A Comissão Nacional de Eleições (CNE) e o Instituto Internacional para a Democracia e Assistência Eleitoral (International IDEA) assinaram ontem, em Maputo, um memorando de entendimento que visa fortalecer os processos eleitorais em Moçambique, abrangendo o parlamento, sociedade civil e os órgãos judiciais e eleitorais, um projecto financiado pela União Europeia (UE), em nove milhões de euros.
“Uma das fraquezas dos nossos processos eleitorais é a própria monitoria, particularmente nos dias de votação e contagem. A monitoria, por parte da sociedade civil, é extremamente importante, pois se pretende que seja neutra”, disse o presidente da CNE, Abdul Carimo. 
Falando na ocasião, Carimo referiu que o fortalecimento de sectores como a sociedade civil deverá jogar papel de realce na aceitabilidade dos resultados eleitorais.

“O projecto vai potenciar a formação dos que intervêm na realização dos processos eleitorais, caso dos nossos colegas do STAE (Secretariado Técnico de Administração Eleitoral)”, disse Carimo, ajuntando que a iniciativa vai ainda beneficiar juízes e procuradores, que são também peças-chave e fundamentais nos processos eleitorais.

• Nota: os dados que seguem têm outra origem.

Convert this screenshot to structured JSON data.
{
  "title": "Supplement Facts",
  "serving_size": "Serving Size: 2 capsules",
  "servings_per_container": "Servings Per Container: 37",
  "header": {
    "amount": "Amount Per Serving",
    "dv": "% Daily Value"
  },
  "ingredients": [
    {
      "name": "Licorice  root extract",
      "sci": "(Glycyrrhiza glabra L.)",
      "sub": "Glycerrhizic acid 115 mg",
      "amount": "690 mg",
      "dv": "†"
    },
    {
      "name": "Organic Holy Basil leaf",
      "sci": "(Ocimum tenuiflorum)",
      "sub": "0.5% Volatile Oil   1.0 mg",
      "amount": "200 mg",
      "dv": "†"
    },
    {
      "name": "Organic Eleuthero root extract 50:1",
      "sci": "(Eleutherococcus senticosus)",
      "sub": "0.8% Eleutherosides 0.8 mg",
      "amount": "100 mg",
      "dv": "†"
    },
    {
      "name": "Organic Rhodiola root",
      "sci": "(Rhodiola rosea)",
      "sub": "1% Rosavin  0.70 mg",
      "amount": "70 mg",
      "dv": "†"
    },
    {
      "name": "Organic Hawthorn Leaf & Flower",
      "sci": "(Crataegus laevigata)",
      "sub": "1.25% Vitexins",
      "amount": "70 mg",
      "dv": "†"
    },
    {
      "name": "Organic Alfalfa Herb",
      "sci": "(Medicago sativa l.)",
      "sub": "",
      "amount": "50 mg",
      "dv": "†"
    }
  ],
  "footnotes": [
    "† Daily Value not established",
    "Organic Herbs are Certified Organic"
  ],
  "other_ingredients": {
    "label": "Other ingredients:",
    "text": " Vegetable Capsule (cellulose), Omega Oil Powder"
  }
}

De acordo com o presidente da CNE, citado pela AIM, todos estes elementos estão previstos no projecto que faz parte do memorando ora assinado e acredita que o mesmo venha potenciar cada vez mais e melhor os processos eleitorais em Moçambique.
Carimo realçou que o projecto enquadra-se, fundamentalmente, na preparação das eleições gerais e provinciais do próximo ano.